Il colpo più importante, però, Andres Gomez lo mette a segno il 28 novembre del 1991, data di nascita di Emilio. Un amore, quello per il tennis, sbocciato presto nel cuore del figlio d’arte e coltivato senza fretta, scevro da ogni tipo di pressione. “Ho iniziato a giocare a tennis da piccolo grazie a mio padre – ha raccontato Emilio durante il Challenger di Perugia – ma devo ammettere di non aver mai sentito il peso di dover raccogliere la sua eredità. Ha saputo darmi sempre i consigli giusti al momento giusto, lasciandomi vivere al meglio la mia carriera”. Un percorso, quello del ventottenne di Guayaquil, ripido e ricco di insidie, come le alte montagne della sua terra. Nel 2017 un brutto infortunio alla spalla durante la sfida di Coppa Davis con il Brasile lo ha tenuto lontano dai campi diverso tempo, lasciando serpeggiare in lui il triste pensiero di un ritiro. “Non è stato facile resistere per tutti questi mesi. Tornare a competere dopo un così lungo periodo di inattività e con una classifica da ricostruire è spesso scoraggiante. Credo che senza il supporto di papà, di mamma Ana Maria e di tutto il mio staff, non sarei mai riuscito a riprendere a giocare”. Sforzi ripagati prima dalla conquista dei tornei Itf di Manta e Portoviejo (2018), poi dal primo titolo Challenger sulla terra verde americana di Tallahassee, infine dal best ranking di numero 169 raggiunto all’inizio del mese. “Sapevo di dover recuperare soprattutto dal punto di vista mentale e ho lavorato duro per farlo. Ora sogno di raggiungere la top 100 entro la fine della stagione per poter accedere direttamente al tabellone principale degli Australian Open”.

Un affare di famiglia

Che in casa si respirasse tennis sin dai primi vagiti, Roberto Quiroz, l’ha capito presto.
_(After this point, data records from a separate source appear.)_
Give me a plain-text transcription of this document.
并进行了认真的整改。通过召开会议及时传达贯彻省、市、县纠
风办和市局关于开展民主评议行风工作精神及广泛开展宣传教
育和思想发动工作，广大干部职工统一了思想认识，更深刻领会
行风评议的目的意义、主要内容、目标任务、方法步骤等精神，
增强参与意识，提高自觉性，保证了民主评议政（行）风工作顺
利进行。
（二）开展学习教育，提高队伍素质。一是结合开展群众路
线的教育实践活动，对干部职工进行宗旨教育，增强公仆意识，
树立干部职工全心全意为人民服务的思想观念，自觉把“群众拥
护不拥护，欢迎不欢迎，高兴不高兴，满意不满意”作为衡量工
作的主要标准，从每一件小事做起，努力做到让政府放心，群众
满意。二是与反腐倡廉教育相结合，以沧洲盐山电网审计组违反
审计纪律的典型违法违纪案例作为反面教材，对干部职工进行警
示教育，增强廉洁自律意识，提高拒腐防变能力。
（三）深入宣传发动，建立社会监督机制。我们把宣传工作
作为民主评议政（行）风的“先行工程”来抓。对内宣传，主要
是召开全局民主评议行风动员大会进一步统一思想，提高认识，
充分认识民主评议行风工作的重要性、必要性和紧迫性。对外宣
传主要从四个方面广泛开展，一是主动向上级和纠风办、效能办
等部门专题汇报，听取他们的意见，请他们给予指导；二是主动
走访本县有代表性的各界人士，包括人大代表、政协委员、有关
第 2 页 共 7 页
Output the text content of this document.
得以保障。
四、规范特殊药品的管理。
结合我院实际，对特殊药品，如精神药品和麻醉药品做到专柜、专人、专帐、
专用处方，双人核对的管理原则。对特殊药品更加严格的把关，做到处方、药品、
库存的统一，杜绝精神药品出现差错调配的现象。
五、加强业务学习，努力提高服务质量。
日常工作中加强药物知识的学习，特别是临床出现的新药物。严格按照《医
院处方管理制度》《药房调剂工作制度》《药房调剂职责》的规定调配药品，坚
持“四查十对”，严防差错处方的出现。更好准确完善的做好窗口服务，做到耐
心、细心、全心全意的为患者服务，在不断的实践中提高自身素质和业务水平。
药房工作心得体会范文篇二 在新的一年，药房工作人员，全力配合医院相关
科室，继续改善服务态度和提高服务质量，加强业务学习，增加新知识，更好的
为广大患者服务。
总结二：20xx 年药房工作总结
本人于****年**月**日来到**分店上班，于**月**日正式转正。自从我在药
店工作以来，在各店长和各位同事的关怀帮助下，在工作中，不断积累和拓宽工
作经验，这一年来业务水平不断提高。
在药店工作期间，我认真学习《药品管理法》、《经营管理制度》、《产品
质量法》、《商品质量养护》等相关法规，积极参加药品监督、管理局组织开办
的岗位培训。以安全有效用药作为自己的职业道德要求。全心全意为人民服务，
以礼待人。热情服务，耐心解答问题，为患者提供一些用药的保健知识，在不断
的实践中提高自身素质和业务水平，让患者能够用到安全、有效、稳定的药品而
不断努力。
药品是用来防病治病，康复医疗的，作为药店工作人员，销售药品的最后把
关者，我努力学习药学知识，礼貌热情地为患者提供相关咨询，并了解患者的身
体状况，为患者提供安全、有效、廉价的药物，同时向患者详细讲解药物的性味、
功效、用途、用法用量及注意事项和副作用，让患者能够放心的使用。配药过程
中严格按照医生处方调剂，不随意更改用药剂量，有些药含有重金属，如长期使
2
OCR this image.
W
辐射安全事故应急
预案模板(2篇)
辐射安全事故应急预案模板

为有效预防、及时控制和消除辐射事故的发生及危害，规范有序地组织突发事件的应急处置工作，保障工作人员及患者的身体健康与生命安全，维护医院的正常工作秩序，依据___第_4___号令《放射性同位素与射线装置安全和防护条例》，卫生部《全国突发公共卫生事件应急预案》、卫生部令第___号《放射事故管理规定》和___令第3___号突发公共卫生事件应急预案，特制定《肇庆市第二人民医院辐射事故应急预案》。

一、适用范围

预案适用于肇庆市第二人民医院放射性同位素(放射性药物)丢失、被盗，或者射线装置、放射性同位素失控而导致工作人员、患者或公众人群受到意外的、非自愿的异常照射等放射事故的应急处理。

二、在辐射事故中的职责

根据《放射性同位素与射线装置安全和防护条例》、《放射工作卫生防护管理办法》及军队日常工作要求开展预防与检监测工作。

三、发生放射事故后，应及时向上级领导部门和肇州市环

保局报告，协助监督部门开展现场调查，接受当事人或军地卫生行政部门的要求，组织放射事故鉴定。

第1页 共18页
Classe 1992, a 12 anni preferiva prenderla a calci, la palla, e come centrocampista se la cavava piuttosto bene. “Adoro il futbol – ha dichiarato Quiroz ad atptour.com – ma ad un certo punto era giusto che prendessi una decisione. L’idea di proseguire sulla strada di nonno Pedro e di zio Andres era forte e così mi sono dedicato al tennis, una passione condivisa anche con mio cugino Emilio”. Prima, però, c’era da fare i conti con il sogno di mamma Pilar. “Mia madre mi ha sempre sostenuto ma desiderava che prima di dedicarmi completamente al tennis conseguissi un titolo accademico”. Detto, fatto. Parallelamente ad una brillante carriera Junior (7 al mondo nel 2010 dopo due Slam vinti in doppio anche grazie ad un pregevole gioco di volo) il giovane mancino continua gli studi che lo portano a laurearsi brillantemente in economia, prima di tornare in campo a 360 gradi. A marzo del 2018 raggiunge il suo best ranking di numero 172, quindi si aggiudica in doppio il torneo casalingo di Guayaquil pochi mesi dopo. Quest’anno si sta dedicando maggiormente al circuito Challenger, raccogliendo buoni risultati. “Con Emilio ci alleniamo spesso insieme pur non avendo lo stesso coach (il primo è seguito da Andres Alarcon mentre Roberto lavora con Martin Rodriguez), condividendo molte cose dentro e fuori dal campo. Sapere di poter contare su una famiglia così unita (ne fanno parte anche i fratelli Nicolas e Giovanni Lapentti) è fantastico. Insieme possiamo toglierci delle belle soddisfazioni”. D’altronde, come scriveva Tolstoj, la felicità è reale solo quando è condivisa.